NZDUSD is one of the most interesting pairs as it has a story to tell and clear scenarios for trading. Our analysis focuses mainly on short-term and medium term trading and provides recommendations for trading the pair given the possible scenarios.
On the short term, the pair is moving in a clear upward trend; it is moving above its 50-MA and an upward trend-line connecting its last two troughs in June and Mid-July. However, it is testing this trend line after its fail to test a major resistance level at 0.7500, which comes from the upper boundary of medium-term upward trading channel and the round number 0.7500. Two possible scenarios are possible at the current moment, one of them is more favorable. The first is to witness a rebound off the current level to rally again and test the last peak near 0.7500. Forex traders see a test on upward trend-lines like the one we have as an opportunity to long the pairs but the entry level differs from one trader to another as It depends on your risk tolerance! If you are risk averse, it would be better to wait till the pair test and rebound of both the upward trend-line and its 50-MA. The long position then would be favorable with a target near the last peak and its major resistance level at 0.7500 and with stop loss level below 0.7180. If you are risk lover, it would be better to jump in and trade the pair as it hovers above the trend-line.

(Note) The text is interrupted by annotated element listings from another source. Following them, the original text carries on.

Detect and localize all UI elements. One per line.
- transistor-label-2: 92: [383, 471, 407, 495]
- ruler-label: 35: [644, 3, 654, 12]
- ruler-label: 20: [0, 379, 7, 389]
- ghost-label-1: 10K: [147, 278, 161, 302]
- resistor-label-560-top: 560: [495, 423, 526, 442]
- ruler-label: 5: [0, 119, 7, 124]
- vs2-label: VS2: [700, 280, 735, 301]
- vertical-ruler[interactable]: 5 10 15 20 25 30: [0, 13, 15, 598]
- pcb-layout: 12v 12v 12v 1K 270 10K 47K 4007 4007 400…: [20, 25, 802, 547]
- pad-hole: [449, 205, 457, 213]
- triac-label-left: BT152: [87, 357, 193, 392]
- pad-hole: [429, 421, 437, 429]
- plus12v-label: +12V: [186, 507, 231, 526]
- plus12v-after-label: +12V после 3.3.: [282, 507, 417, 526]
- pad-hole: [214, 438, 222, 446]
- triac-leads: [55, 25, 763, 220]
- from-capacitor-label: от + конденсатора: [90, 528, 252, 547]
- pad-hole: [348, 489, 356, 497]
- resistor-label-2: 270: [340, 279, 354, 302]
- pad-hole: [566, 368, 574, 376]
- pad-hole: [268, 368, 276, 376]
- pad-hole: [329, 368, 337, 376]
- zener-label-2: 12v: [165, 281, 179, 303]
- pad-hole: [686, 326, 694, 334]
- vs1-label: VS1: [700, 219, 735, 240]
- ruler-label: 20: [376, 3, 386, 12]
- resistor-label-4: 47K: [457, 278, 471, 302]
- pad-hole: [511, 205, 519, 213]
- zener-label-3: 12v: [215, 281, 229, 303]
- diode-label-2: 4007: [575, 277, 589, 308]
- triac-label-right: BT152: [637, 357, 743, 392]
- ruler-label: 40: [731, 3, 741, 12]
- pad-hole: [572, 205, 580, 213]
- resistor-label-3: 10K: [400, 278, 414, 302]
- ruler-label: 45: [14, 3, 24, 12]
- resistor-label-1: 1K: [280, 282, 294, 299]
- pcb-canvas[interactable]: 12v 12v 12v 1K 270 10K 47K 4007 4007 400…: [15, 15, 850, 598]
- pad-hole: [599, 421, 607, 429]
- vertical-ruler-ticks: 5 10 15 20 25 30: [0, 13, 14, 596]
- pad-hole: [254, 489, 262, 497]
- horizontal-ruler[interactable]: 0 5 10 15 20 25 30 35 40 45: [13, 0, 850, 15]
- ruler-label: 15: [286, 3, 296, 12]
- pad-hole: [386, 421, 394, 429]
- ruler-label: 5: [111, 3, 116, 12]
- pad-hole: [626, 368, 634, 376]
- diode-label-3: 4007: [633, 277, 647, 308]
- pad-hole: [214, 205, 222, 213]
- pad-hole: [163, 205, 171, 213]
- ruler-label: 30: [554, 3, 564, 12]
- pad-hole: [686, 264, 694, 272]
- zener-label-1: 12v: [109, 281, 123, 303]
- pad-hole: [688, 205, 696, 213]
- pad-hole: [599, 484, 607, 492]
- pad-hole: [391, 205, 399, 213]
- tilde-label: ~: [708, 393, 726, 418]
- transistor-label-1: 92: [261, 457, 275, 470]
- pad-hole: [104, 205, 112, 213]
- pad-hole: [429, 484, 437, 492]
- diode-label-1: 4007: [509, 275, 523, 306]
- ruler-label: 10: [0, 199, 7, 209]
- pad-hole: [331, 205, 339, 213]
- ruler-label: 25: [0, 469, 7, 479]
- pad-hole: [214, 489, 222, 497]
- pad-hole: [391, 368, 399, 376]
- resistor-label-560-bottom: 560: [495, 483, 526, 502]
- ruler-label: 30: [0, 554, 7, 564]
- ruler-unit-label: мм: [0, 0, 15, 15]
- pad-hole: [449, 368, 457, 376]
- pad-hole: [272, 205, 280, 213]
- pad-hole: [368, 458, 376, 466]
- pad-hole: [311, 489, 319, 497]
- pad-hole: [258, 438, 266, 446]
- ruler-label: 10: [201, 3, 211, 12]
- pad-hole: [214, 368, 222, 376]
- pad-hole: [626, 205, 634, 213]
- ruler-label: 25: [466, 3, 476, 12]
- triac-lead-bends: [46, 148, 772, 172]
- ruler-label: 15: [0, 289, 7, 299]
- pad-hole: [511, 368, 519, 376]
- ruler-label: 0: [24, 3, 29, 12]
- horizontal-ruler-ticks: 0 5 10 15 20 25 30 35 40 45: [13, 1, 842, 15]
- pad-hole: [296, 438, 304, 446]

The second scenario is where the first scenario goes wrong. What if the pair violates the upward trend-line? If you have already longed the pair, you should keep the position as long as the pair hold above the support zone 0.7180-0.7150. Trading below this zone would signal a change in the current short-term trend and traders would be advised to cut losses. In this scenario, the pair would be expected to decline and test the lower boundary of the medium-term trading channel, near support level 0.7000. It is possible to start shorting the pair if it gives a clear signal of violation for the upward trend line. The stop loss level would be above the trend-line, near 0.7270.
The second part in our analysis would be for the medium term traders. The pair is trading in a medium-term upward trading channel that has started since mid-January 2016. In this channel the pair managed to test the upper boundary three times, in June, July and lately the last peak near 0.7500. It also tested the lower boundary once in late may to form a trough near support level 0.6700. Medium-term traders should have closed the long positions in the last test on the upper boundary of the trading channel. If not, they are advised to wait and see the price action near the short-term trend-line. A rebound off this line would give them a better chance to load off their positions on the way to the aforementioned resistance level. In the case of violation of the trend-line. It is advised to close long positions after confirmation. The next weekly chart gives as a better picture of the medium-term outlook of the pair. As shown, on the long-term, the stock is recovering of sharp decline that pushed it down from 0.8800 to 0.6200. the pair retraced part of this sharp decline moving in the aforementioned upward trading channel till it reached the resistance level 0.7500. Even though there are no clear signs that the retracement movement is over, the pair is expected to be trapped between its 50-MA and resistance level 0.7500. Medium-term traders could trade this range on condition that they have tight stop loss levels.
In the case of breaking this range, the outlook for the pair would change dramatically on the long-term level. The downward breakout of this range would indicate that the long-term down trend is still intact and the pair is heading downward again toward its last bottom near 0.6200. A confirmation for this scenario is to violate support zone 0.6900-0.7000. On the other hand, the upward breakout of the trading channel and resistance level 0.7500 would indicate strength in the pair and would suggest an upcoming rally in the pair that could push it as far as 0.8000 or 0.8000 (on the long-term). Which scenario is more plausible? The first one has more weight for several reasons. First, it is more likely to witness a slow setup after a sharp decline that is why it is more likely to see a sideway or not so steep upward move in the pair before reversing the long-term downward trend. Secondly, the pair is not supported by momentum: RSI is not showing any signs of trend reversal or continuation on the medium-term. Finally, the fact that the pair has approached the upper boundary of the trading channel several times and the selling pressures appear and put more weight on the pair suggest that it is still not the right time to say there is a change in the outlook.
In short, the pair in the short-term has clear scenarios to trade and act upon: buy on a rebound and cut losses below the trend-line. On the medium-term, it is trading in critical levels and forex traders should pay more attention for price actions near resistance and support levels because any violation would not only signal a change in medium-term trading but on long-term as well.